And last, not least—for he was no more outside the radiation of family gossip than any other Forsyte—he had now heard the sinister, indefinite, but none the less disturbing rumour about Bosinney, and his pride was wounded to the quick.

Characteristically, his irritation turned not against Irene but against Soames. The idea that his nephew’s wife (why couldn’t the fellow take better care of her—Oh! quaint injustice! as though Soames could possibly take more care!)—should be drawing to herself Jun’s lover, was intolerably humiliating. And seeing the danger, he did not, like James, hide it away in sheer nervousness, but owned with the dispassion of his broader outlook, that it was not unlikely; there was something very attractive about Irene!

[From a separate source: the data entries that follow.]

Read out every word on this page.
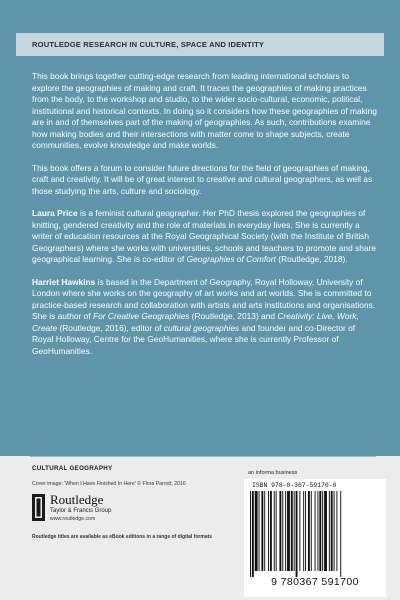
ROUTLEDGE RESEARCH IN CULTURE, SPACE AND IDENTITY

This book brings together cutting-edge research from leading international scholars to explore the geographies of making and craft. It traces the geographies of making practices from the body, to the workshop and studio, to the wider socio-cultural, economic, political, institutional and historical contexts. In doing so it considers how these geographies of making are in and of themselves part of the making of geographies. As such, contributions examine how making bodies and their intersections with matter come to shape subjects, create communities, evolve knowledge and make worlds.

This book offers a forum to consider future directions for the field of geographies of making, craft and creativity. It will be of great interest to creative and cultural geographers, as well as those studying the arts, culture and sociology.

Laura Price is a feminist cultural geographer. Her PhD thesis explored the geographies of knitting, gendered creativity and the role of materials in everyday lives. She is currently a writer of education resources at the Royal Geographical Society (with the Institute of British Geographers) where she works with universities, schools and teachers to promote and share geographical learning. She is co-editor of Geographies of Comfort (Routledge, 2018).

Harriet Hawkins is based in the Department of Geography, Royal Holloway, University of London where she works on the geography of art works and art worlds. She is committed to practice-based research and collaboration with artists and arts institutions and organisations. She is author of For Creative Geographies (Routledge, 2013) and Creativity: Live, Work, Create (Routledge, 2016), editor of cultural geographies and founder and co-Director of Royal Holloway, Centre for the GeoHumanities, where she is currently Professor of GeoHumanities.

CULTURAL GEOGRAPHY
Cover image: 'When I Have Finished In Here' © Flora Parrott, 2016
Routledge
Taylor & Francis Group
www.routledge.com
Routledge titles are available as eBook editions in a range of digital formats
an informa business
ISBN 978-0-367-59170-0
9 780367 591700
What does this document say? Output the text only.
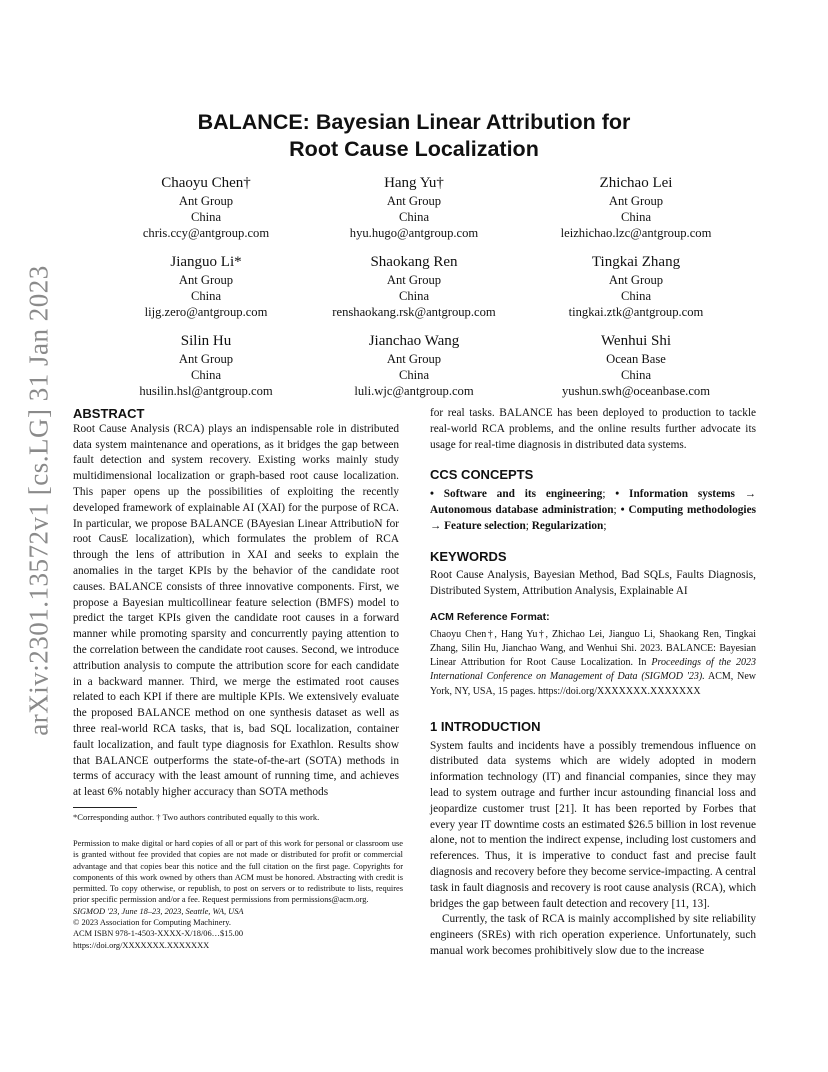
arXiv:2301.13572v1 [cs.LG] 31 Jan 2023
BALANCE: Bayesian Linear Attribution for
Root Cause Localization
Chaoyu Chen†
Ant Group
China
chris.ccy@antgroup.com
Hang Yu†
Ant Group
China
hyu.hugo@antgroup.com
Zhichao Lei
Ant Group
China
leizhichao.lzc@antgroup.com
Jianguo Li*
Ant Group
China
lijg.zero@antgroup.com
Shaokang Ren
Ant Group
China
renshaokang.rsk@antgroup.com
Tingkai Zhang
Ant Group
China
tingkai.ztk@antgroup.com
Silin Hu
Ant Group
China
husilin.hsl@antgroup.com
Jianchao Wang
Ant Group
China
luli.wjc@antgroup.com
Wenhui Shi
Ocean Base
China
yushun.swh@oceanbase.com
ABSTRACT

Root Cause Analysis (RCA) plays an indispensable role in distributed data system maintenance and operations, as it bridges the gap between fault detection and system recovery. Existing works mainly study multidimensional localization or graph-based root cause localization. This paper opens up the possibilities of exploiting the recently developed framework of explainable AI (XAI) for the purpose of RCA. In particular, we propose BALANCE (BAyesian Linear AttributioN for root CausE localization), which formulates the problem of RCA through the lens of attribution in XAI and seeks to explain the anomalies in the target KPIs by the behavior of the candidate root causes. BALANCE consists of three innovative components. First, we propose a Bayesian multicollinear feature selection (BMFS) model to predict the target KPIs given the candidate root causes in a forward manner while promoting sparsity and concurrently paying attention to the correlation between the candidate root causes. Second, we introduce attribution analysis to compute the attribution score for each candidate in a backward manner. Third, we merge the estimated root causes related to each KPI if there are multiple KPIs. We extensively evaluate the proposed BALANCE method on one synthesis dataset as well as three real-world RCA tasks, that is, bad SQL localization, container fault localization, and fault type diagnosis for Exathlon. Results show that BALANCE outperforms the state-of-the-art (SOTA) methods in terms of accuracy with the least amount of running time, and achieves at least 6% notably higher accuracy than SOTA methods

*Corresponding author. † Two authors contributed equally to this work.

Permission to make digital or hard copies of all or part of this work for personal or classroom use is granted without fee provided that copies are not made or distributed for profit or commercial advantage and that copies bear this notice and the full citation on the first page. Copyrights for components of this work owned by others than ACM must be honored. Abstracting with credit is permitted. To copy otherwise, or republish, to post on servers or to redistribute to lists, requires prior specific permission and/or a fee. Request permissions from permissions@acm.org.

SIGMOD '23, June 18–23, 2023, Seattle, WA, USA

© 2023 Association for Computing Machinery.

ACM ISBN 978-1-4503-XXXX-X/18/06…$15.00

https://doi.org/XXXXXXX.XXXXXXX

for real tasks. BALANCE has been deployed to production to tackle real-world RCA problems, and the online results further advocate its usage for real-time diagnosis in distributed data systems.

CCS CONCEPTS

• Software and its engineering; • Information systems → Autonomous database administration; • Computing methodologies → Feature selection; Regularization;

KEYWORDS

Root Cause Analysis, Bayesian Method, Bad SQLs, Faults Diagnosis, Distributed System, Attribution Analysis, Explainable AI

ACM Reference Format:

Chaoyu Chen†, Hang Yu†, Zhichao Lei, Jianguo Li, Shaokang Ren, Tingkai Zhang, Silin Hu, Jianchao Wang, and Wenhui Shi. 2023. BALANCE: Bayesian Linear Attribution for Root Cause Localization. In Proceedings of the 2023 International Conference on Management of Data (SIGMOD '23). ACM, New York, NY, USA, 15 pages. https://doi.org/XXXXXXX.XXXXXXX

1 INTRODUCTION

System faults and incidents have a possibly tremendous influence on distributed data systems which are widely adopted in modern information technology (IT) and financial companies, since they may lead to system outrage and further incur astounding financial loss and jeopardize customer trust [21]. It has been reported by Forbes that every year IT downtime costs an estimated $26.5 billion in lost revenue alone, not to mention the indirect expense, including lost customers and references. Thus, it is imperative to conduct fast and precise fault diagnosis and recovery before they become service-impacting. A central task in fault diagnosis and recovery is root cause analysis (RCA), which bridges the gap between fault detection and recovery [11, 13].

Currently, the task of RCA is mainly accomplished by site reliability engineers (SREs) with rich operation experience. Unfortunately, such manual work becomes prohibitively slow due to the increase
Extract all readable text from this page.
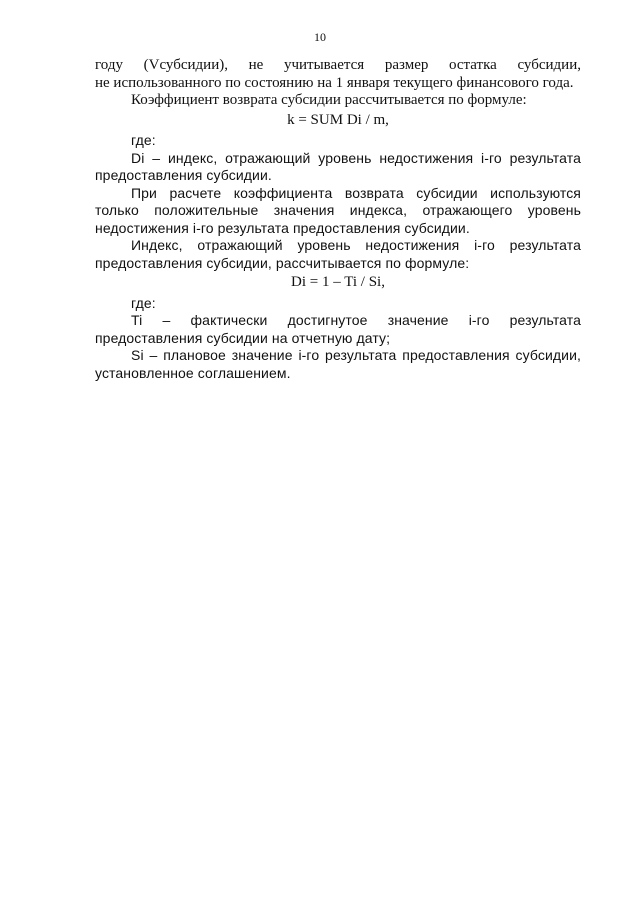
10

году (Vсубсидии), не учитывается размер остатка субсидии,

не использованного по состоянию на 1 января текущего финансового года.

Коэффициент возврата субсидии рассчитывается по формуле:

k = SUM Di / m,

где:

Di – индекс, отражающий уровень недостижения i-го результата предоставления субсидии.

При расчете коэффициента возврата субсидии используются только положительные значения индекса, отражающего уровень недостижения i-го результата предоставления субсидии.

Индекс, отражающий уровень недостижения i-го результата предоставления субсидии, рассчитывается по формуле:

Di = 1 – Ti / Si,

где:

Ti – фактически достигнутое значение i-го результата предоставления субсидии на отчетную дату;

Si – плановое значение i-го результата предоставления субсидии, установленное соглашением.
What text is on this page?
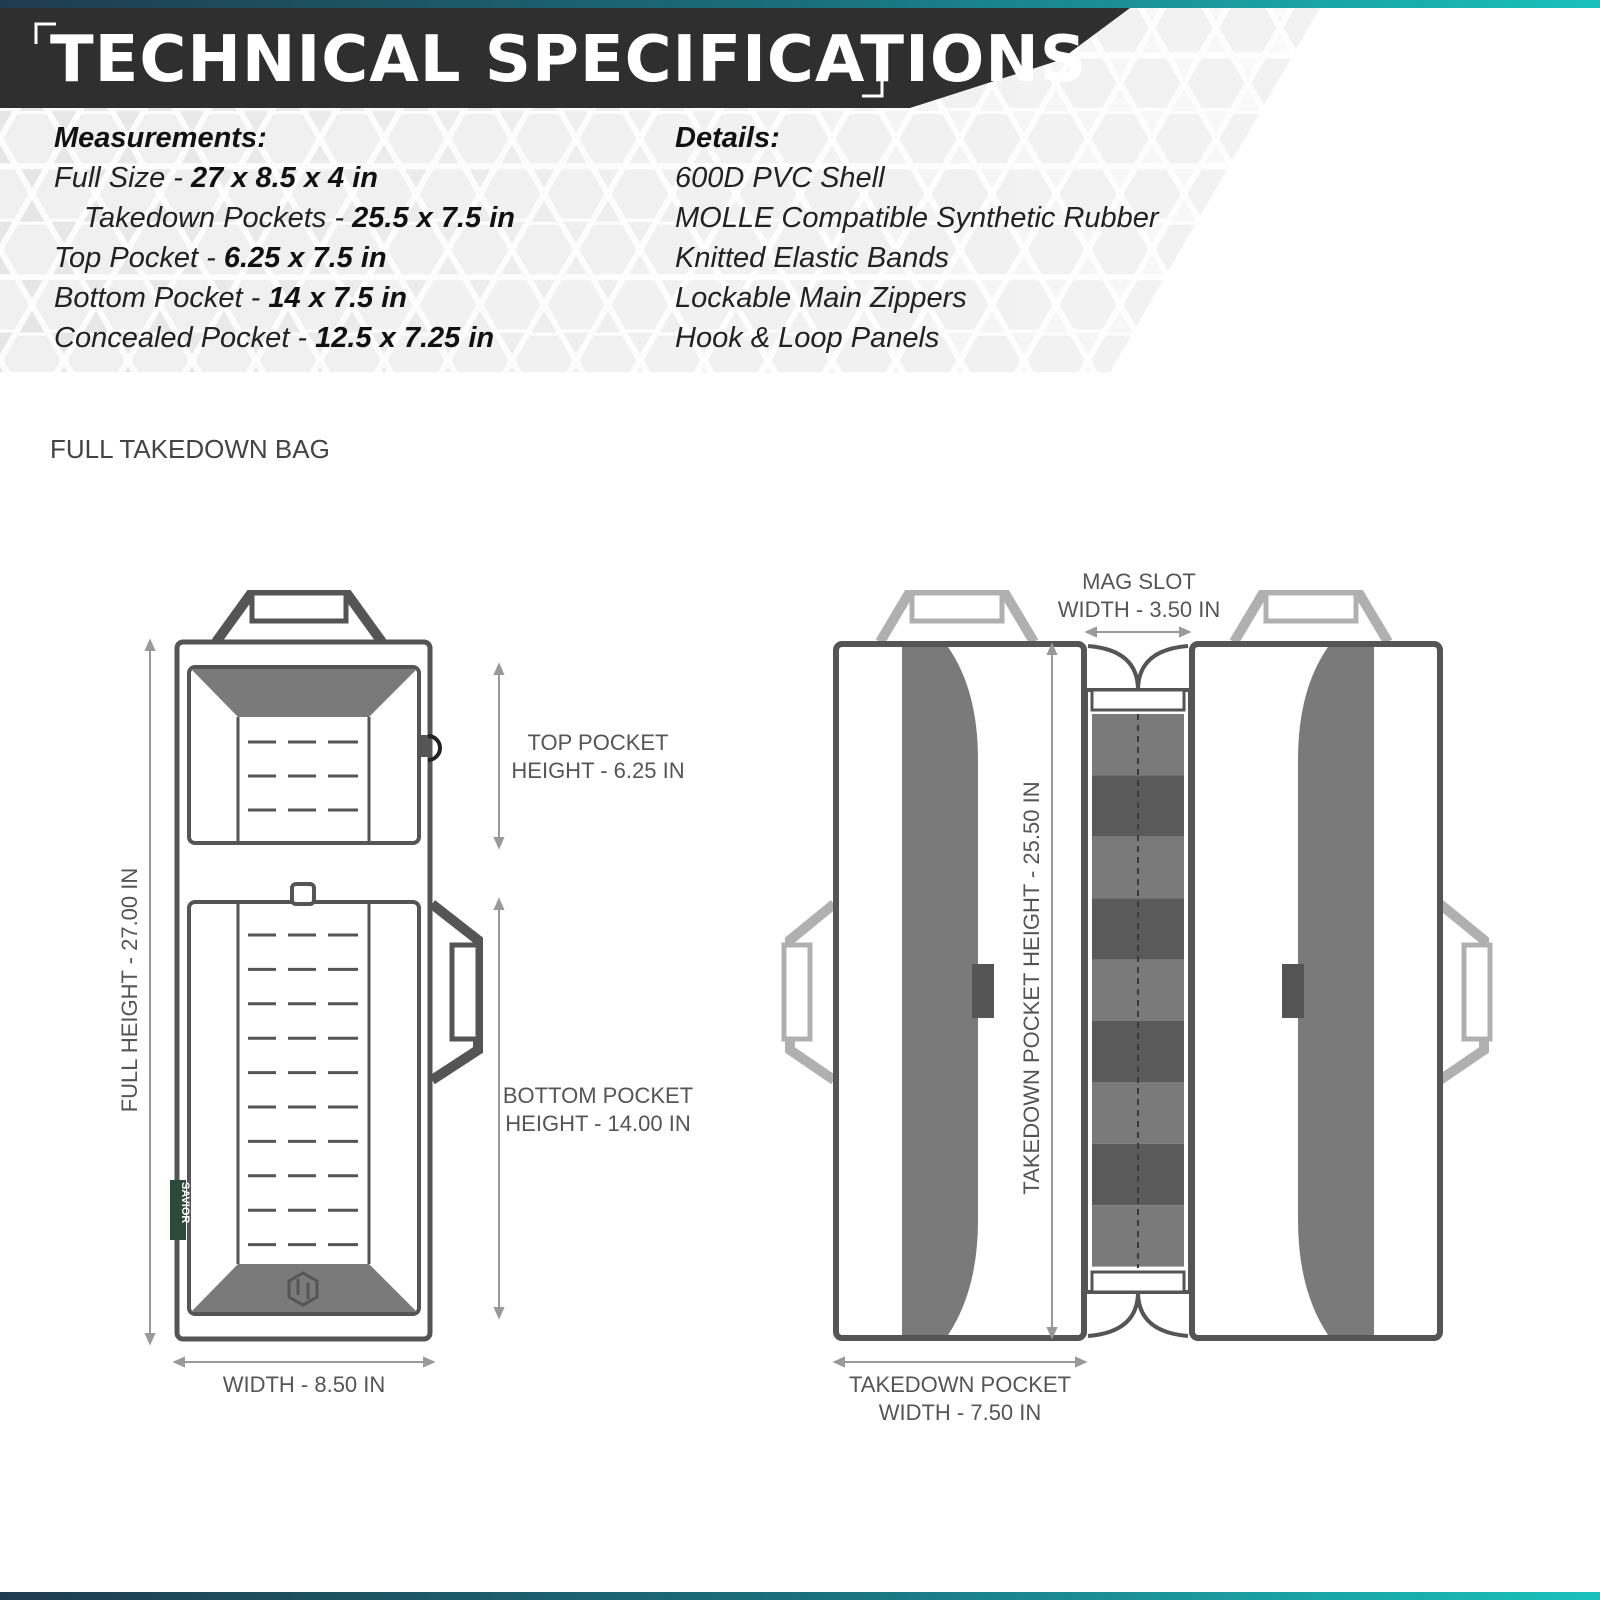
TECHNICAL SPECIFICATIONS
Measurements:
Full Size - 27 x 8.5 x 4 in
Takedown Pockets - 25.5 x 7.5 in
Top Pocket - 6.25 x 7.5 in
Bottom Pocket - 14 x 7.5 in
Concealed Pocket - 12.5 x 7.25 in
Details:
600D PVC Shell
MOLLE Compatible Synthetic Rubber
Knitted Elastic Bands
Lockable Main Zippers
Hook & Loop Panels

FULL TAKEDOWN BAG

SAVIOR
FULL HEIGHT - 27.00 IN
TOP POCKET
HEIGHT - 6.25 IN
BOTTOM POCKET
HEIGHT - 14.00 IN
WIDTH - 8.50 IN
MAG SLOT
WIDTH - 3.50 IN
TAKEDOWN POCKET HEIGHT - 25.50 IN
TAKEDOWN POCKET
WIDTH - 7.50 IN
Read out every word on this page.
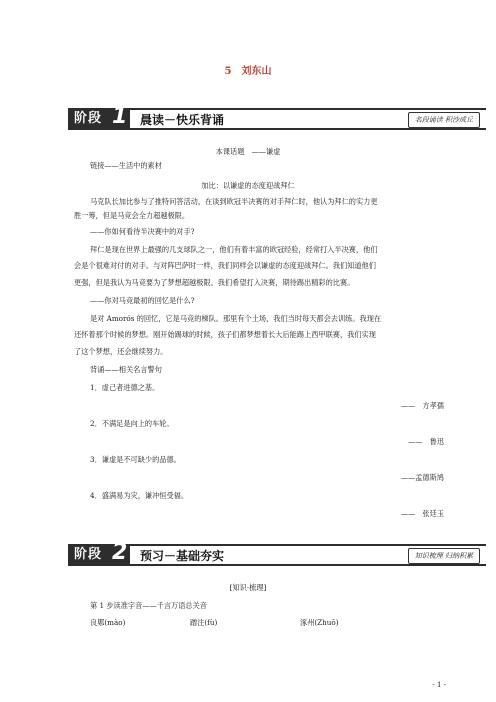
5　刘东山
阶段 1 晨读－快乐背诵	名段诵读 积沙成丘
本课话题　——谦虚
链接——生活中的素材
加比：以谦虚的态度迎战拜仁
马克队长加比参与了推特问答活动，在谈到欧冠半决赛的对手拜仁时，他认为拜仁的实力更
胜一筹，但是马竞会全力超越极限。
——你如何看待半决赛中的对手?
拜仁是现在世界上最强的几支球队之一，他们有着丰富的欧冠经验，经常打入半决赛，他们
会是个很难对付的对手。与对阵巴萨时一样，我们同样会以谦虚的态度迎战拜仁。我们知道他们
更强，但是我认为马竞要为了梦想超越极限。我们希望打入决赛，期待踢出精彩的比赛。
——你对马竞最初的回忆是什么?
是对 Amorós 的回忆，它是马竞的梯队。那里有个土场，我们当时每天都会去训练。我现在
还怀着那个时候的梦想。刚开始踢球的时候，孩子们都梦想着长大后能踢上西甲联赛，我们实现
了这个梦想，还会继续努力。
背诵——相关名言警句
1．虚己者进德之基。
——　方孝孺
2．不满足是向上的车轮。
——　鲁迅
3．谦虚是不可缺少的品德。
——孟德斯鸠
4．盛满易为灾，谦冲恒受福。
——　张廷玉
阶段 2 预习－基础夯实	知识梳理 归纳积累
[知识·梳理]
第 1 步读准字音——千言万语总关音
良鄚(mào)	蹭注(fù)	涿州(Zhuō)
- 1 -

He had a presentiment on the subject of Soames’s communication as they left the Board Room together, and went out into the noise and hurry of Cheapside. They walked together a good minute without speaking, Soames with his mousing, mincing step, and old Jolyon upright and using his umbrella languidly as a walking-stick.

They turned presently into comparative quiet, for old Jolyon’s way to a second Board led him in the direction of Moorage Street.

Then Soames, without lifting his eyes, began: “I’ve had this letter from Bosinney. You see what he says; I thought I’d let you know. I’ve spent a lot more than I intended on this house, and I want the position to be clear.”

Old Jolyon ran his eyes unwillingly over the letter: “What he says is clear enough,” he said.

“He talks about ‘a free hand,’” replied Soames.

Old Jolyon looked at him. The long-suppressed irritation and antagonism towards this young fellow, whose affairs were beginning to intrude upon his own, burst from him.

“Well, if you don’t trust him, why do you employ him?”

Soames stole a sideway look: “It’s much too late to go into that,” he said, “I only want it to be quite understood that if I give him a free hand, he doesn’t let me in. I thought if you were to speak to him, it would carry more weight!”